Participant understands that the Company and any Parent, Subsidiary, affiliate, or designated third parties may hold personal information about Participant, including, but not limited to, Participant’s name, home address and telephone number, date of birth, social insurance number or other identification number, salary, nationality, job title, any shares of stock or directorships held in the Company or any Parent, Subsidiary, or affiliate, details of all Restricted Stock Units or any other entitlement to Shares awarded, canceled, exercised, vested, unvested or outstanding in Participant’s favor (“Personal Data”). Participant understands that Personal Data may be transferred to any Parent, Subsidiary, affiliate, or third parties assisting in the implementation, administration and management of the Plan, that these recipients may be located in the United States, Participant’s country (if different than the United States), or elsewhere, and that the recipient’s country may have different data privacy laws and protections than Participant’s country. In particular, the Company may transfer Personal Data to the broker or stock plan administrator assisting with the Plan, to its legal counsel and tax/accounting advisor, and to the affiliate or entity that is Participant’s employer and its payroll provider.

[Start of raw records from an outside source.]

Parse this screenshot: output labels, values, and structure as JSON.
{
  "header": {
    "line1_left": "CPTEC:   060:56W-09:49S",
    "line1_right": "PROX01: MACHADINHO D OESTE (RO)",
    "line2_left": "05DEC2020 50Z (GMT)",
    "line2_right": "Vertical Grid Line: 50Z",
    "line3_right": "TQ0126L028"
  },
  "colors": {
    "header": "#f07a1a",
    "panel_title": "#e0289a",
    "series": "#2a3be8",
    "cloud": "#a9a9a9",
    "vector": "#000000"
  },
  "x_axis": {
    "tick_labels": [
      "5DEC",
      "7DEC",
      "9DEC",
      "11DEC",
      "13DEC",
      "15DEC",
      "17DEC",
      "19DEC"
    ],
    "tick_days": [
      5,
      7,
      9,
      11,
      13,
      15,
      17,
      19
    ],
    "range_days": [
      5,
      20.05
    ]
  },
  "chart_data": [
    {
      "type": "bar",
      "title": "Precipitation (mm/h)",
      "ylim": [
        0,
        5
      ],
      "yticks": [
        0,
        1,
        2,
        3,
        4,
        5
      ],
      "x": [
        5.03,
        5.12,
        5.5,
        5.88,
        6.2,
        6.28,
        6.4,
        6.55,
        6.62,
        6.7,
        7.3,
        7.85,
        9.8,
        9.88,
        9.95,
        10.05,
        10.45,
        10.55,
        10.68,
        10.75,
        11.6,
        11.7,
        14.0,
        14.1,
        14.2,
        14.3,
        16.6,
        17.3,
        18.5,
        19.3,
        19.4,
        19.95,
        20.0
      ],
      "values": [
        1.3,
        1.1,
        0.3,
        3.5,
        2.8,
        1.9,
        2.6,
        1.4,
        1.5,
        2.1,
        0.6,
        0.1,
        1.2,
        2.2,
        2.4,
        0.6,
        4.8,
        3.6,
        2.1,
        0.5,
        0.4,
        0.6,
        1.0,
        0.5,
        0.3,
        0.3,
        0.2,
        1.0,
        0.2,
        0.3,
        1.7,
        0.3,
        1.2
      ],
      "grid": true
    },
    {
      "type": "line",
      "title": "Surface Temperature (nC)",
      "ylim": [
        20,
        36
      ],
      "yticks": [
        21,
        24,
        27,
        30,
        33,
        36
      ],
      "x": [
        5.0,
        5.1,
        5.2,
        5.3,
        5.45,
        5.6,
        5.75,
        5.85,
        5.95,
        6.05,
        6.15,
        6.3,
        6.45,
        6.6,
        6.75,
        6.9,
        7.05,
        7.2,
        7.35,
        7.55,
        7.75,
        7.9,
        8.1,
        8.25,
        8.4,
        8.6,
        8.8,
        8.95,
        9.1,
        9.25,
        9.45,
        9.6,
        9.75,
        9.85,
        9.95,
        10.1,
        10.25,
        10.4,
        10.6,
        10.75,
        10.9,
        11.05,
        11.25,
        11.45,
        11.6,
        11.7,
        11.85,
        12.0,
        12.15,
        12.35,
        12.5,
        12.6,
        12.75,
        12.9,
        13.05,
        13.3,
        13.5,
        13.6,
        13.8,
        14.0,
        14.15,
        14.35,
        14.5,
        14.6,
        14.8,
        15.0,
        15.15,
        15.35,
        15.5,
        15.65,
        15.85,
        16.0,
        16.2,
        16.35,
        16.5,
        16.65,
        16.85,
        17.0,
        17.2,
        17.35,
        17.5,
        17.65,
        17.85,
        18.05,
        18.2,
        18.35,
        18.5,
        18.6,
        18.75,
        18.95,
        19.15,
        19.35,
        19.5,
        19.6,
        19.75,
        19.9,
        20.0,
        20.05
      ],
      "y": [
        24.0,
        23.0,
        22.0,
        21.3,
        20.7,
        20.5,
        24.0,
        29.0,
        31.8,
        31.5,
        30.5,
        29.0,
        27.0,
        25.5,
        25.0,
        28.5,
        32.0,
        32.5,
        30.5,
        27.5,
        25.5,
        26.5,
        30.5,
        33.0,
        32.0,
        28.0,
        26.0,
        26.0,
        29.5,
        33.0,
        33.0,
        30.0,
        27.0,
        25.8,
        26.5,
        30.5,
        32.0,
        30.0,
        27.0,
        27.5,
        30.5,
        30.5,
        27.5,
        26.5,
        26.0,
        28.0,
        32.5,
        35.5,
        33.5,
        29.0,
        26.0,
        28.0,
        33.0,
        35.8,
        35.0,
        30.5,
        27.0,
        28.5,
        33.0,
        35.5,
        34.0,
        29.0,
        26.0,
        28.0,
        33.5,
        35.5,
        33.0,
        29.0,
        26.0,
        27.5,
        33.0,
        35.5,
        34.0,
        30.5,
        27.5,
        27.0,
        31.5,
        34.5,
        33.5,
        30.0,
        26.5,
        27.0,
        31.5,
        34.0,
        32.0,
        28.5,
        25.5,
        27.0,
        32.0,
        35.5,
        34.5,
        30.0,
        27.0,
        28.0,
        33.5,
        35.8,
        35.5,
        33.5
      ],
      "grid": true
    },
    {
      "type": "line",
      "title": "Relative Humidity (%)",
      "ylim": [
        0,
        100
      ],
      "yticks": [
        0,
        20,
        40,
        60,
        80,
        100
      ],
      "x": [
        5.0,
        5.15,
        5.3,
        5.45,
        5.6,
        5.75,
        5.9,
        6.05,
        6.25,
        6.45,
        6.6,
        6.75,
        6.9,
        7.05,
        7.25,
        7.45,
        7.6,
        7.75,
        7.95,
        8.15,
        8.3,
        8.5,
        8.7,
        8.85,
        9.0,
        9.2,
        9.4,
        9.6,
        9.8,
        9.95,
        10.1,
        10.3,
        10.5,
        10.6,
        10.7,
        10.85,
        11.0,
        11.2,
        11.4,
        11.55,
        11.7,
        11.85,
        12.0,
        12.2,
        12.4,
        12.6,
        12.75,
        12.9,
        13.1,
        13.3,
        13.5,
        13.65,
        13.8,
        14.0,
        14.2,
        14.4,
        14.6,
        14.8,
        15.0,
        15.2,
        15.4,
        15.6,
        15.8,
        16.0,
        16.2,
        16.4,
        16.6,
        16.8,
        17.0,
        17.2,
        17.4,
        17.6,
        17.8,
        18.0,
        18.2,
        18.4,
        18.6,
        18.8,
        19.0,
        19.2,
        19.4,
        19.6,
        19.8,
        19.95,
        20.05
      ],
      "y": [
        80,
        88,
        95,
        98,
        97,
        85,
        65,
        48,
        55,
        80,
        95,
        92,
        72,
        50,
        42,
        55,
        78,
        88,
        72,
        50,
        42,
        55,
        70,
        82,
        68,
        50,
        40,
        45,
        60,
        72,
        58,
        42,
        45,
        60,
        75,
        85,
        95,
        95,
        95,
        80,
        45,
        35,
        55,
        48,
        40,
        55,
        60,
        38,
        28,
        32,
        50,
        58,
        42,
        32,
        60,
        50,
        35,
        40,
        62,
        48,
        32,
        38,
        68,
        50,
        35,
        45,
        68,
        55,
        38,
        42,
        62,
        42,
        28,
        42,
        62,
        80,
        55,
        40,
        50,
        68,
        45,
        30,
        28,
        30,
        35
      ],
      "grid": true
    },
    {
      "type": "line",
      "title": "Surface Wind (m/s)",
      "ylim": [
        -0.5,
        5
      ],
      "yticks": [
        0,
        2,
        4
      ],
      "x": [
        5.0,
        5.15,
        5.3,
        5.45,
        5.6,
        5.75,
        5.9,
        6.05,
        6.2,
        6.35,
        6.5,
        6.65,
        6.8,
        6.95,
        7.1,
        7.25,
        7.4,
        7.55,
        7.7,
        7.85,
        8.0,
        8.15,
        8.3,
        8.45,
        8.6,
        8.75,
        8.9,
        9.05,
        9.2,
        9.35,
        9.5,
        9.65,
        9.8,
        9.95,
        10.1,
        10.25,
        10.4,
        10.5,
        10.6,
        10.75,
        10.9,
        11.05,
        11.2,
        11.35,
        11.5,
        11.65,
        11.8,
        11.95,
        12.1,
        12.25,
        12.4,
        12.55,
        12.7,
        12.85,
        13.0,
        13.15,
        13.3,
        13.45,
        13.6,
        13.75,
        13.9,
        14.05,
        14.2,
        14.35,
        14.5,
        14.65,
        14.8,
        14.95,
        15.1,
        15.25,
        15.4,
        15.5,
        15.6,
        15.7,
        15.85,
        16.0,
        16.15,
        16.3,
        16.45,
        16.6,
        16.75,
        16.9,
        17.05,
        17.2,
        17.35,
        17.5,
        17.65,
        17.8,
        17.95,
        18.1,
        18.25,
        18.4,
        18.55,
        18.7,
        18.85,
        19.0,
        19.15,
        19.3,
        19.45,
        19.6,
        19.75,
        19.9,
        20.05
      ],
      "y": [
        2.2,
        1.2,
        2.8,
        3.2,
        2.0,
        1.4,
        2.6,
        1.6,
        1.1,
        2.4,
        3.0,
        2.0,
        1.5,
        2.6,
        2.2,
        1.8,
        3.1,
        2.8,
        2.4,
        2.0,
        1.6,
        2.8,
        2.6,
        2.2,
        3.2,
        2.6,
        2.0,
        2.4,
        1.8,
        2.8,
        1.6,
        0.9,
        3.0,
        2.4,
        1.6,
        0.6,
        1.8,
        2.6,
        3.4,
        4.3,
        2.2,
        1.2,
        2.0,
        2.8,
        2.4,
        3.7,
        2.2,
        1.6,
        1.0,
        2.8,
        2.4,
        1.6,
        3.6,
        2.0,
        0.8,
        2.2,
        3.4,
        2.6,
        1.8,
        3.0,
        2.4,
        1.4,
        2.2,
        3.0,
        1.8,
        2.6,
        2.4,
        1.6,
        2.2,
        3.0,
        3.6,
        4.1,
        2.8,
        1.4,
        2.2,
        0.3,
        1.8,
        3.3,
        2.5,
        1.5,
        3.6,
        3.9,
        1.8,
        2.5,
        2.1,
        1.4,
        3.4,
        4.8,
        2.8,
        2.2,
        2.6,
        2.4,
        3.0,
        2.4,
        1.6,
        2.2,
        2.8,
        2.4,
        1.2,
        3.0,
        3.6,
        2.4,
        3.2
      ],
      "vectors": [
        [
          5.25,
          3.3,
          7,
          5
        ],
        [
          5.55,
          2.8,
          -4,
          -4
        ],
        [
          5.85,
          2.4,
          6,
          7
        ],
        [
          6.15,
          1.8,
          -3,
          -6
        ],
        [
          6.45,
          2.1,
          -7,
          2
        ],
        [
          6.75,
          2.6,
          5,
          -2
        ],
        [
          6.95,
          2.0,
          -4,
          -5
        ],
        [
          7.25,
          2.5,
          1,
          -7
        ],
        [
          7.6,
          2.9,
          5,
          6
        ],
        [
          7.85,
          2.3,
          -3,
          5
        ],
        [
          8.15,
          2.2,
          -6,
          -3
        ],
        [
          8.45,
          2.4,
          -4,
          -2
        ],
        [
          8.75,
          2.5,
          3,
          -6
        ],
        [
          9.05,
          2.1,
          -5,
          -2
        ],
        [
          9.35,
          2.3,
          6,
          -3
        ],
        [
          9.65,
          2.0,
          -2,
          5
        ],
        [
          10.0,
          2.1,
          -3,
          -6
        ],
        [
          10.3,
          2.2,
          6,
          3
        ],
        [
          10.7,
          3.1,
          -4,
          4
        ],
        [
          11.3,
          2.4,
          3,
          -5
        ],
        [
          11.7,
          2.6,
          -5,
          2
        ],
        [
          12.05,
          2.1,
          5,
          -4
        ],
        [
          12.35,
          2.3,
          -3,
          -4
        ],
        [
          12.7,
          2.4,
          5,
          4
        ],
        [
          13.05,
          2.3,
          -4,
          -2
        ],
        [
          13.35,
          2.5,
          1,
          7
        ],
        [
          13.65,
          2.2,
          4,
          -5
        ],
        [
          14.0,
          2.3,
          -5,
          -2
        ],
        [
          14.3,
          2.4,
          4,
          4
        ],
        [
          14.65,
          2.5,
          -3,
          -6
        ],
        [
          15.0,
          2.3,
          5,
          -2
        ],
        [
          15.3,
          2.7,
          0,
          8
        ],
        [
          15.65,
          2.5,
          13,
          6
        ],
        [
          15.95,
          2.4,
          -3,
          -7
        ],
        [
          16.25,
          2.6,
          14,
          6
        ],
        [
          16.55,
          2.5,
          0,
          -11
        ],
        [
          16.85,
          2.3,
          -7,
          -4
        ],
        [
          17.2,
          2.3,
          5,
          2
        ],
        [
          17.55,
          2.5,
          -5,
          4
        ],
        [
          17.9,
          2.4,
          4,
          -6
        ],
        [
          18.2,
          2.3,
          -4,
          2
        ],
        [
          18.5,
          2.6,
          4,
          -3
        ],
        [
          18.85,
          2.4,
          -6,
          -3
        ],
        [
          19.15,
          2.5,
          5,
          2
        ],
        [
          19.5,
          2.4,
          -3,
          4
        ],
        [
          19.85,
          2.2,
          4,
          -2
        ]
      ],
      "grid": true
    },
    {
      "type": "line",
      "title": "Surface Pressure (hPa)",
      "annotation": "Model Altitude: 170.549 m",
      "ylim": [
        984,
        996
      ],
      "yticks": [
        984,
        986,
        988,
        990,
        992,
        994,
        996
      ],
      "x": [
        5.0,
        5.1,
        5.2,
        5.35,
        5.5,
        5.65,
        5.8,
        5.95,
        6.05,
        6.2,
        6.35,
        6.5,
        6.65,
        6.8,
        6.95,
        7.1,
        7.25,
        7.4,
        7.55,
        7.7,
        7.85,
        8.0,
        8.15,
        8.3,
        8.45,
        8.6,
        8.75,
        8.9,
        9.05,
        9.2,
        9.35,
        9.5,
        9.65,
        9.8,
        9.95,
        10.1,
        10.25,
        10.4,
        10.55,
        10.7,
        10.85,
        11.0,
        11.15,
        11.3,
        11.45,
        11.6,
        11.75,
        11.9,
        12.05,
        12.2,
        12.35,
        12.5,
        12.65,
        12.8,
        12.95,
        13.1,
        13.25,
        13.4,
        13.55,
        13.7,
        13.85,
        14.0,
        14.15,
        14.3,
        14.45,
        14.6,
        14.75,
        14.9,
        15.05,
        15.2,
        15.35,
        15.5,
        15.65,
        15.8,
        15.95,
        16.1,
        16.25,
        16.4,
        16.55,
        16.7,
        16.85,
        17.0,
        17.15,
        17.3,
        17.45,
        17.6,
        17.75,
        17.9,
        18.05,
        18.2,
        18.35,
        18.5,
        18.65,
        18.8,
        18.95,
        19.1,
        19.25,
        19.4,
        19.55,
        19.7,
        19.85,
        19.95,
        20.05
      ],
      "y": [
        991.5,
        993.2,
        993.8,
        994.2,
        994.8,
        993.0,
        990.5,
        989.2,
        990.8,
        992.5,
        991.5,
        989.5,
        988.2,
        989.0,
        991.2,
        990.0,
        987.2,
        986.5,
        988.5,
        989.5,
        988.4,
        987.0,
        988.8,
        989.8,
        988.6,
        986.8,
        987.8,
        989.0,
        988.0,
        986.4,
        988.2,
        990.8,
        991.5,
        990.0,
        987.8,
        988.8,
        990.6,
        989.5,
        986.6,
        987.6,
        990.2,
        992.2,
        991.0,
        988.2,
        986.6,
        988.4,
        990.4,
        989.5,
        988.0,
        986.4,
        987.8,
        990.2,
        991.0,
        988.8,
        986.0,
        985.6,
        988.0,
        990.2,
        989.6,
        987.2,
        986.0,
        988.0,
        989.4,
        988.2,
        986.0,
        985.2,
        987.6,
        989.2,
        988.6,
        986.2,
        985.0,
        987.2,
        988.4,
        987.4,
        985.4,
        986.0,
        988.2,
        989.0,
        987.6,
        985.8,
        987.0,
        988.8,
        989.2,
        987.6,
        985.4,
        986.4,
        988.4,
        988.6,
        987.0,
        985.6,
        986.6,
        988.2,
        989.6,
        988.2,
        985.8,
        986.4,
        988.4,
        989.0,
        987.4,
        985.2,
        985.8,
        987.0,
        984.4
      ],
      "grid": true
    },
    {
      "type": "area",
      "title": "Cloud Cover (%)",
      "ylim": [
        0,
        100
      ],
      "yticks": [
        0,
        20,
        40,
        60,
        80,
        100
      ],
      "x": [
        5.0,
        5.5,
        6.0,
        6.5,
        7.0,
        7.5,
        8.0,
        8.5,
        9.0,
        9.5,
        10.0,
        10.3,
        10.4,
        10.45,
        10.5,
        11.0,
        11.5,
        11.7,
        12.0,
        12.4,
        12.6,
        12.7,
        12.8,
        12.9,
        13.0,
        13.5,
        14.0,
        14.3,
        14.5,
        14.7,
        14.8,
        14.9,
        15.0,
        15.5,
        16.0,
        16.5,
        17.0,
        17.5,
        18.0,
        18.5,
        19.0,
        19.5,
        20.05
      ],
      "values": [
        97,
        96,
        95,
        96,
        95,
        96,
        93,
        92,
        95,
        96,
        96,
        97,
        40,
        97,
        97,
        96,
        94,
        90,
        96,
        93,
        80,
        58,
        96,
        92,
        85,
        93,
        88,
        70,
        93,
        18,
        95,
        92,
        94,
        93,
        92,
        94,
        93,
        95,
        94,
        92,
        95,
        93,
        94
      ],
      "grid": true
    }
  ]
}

22. Foreign Exchange Fluctuations and Restrictions. Participant understands and agrees that the future value of the underlying Shares is unknown and cannot be predicted with certainty and may decrease. Participant also understands that neither the Company, nor any affiliate is responsible for any foreign exchange fluctuation between local currency and the United States Dollar or the selection by the Company or any affiliate in its sole discretion of an applicable foreign currency exchange rate that may affect the value of the Restricted Stock Units or Shares received (or the calculation of income or Tax-Related Items thereunder). Participant understands and agrees that, if required by the Company or Applicable Laws, any cross-border remittance made to transfer proceeds received upon the sale of Shares must be made through a locally authorized financial institution or registered foreign exchange agency and may require Participant to provide such entity with certain information regarding the transaction.
23. Amendment, Suspension or Termination of the Plan. By accepting this Award, Participant expressly warrants that he or she has received an Award of Restricted Stock Units
under the Plan, and has received, read and understood a description of the Plan. Participant understands that the Plan is discretionary in nature and may be amended, suspended or terminated by the Company at any time.
24. Governing Law and Venue. This Award Agreement will be governed by the laws of the State of Delaware, without giving effect to the conflict of law principles thereof. For purposes of litigating any dispute that arises under this Award of Restricted Stock Units or this Award Agreement, the parties hereby submit to and consent to the jurisdiction of the State of Florida, and agree that such litigation will be conducted in the courts of Orange County, Florida, or the federal courts for the United States for the Middle District of Florida, and no other courts.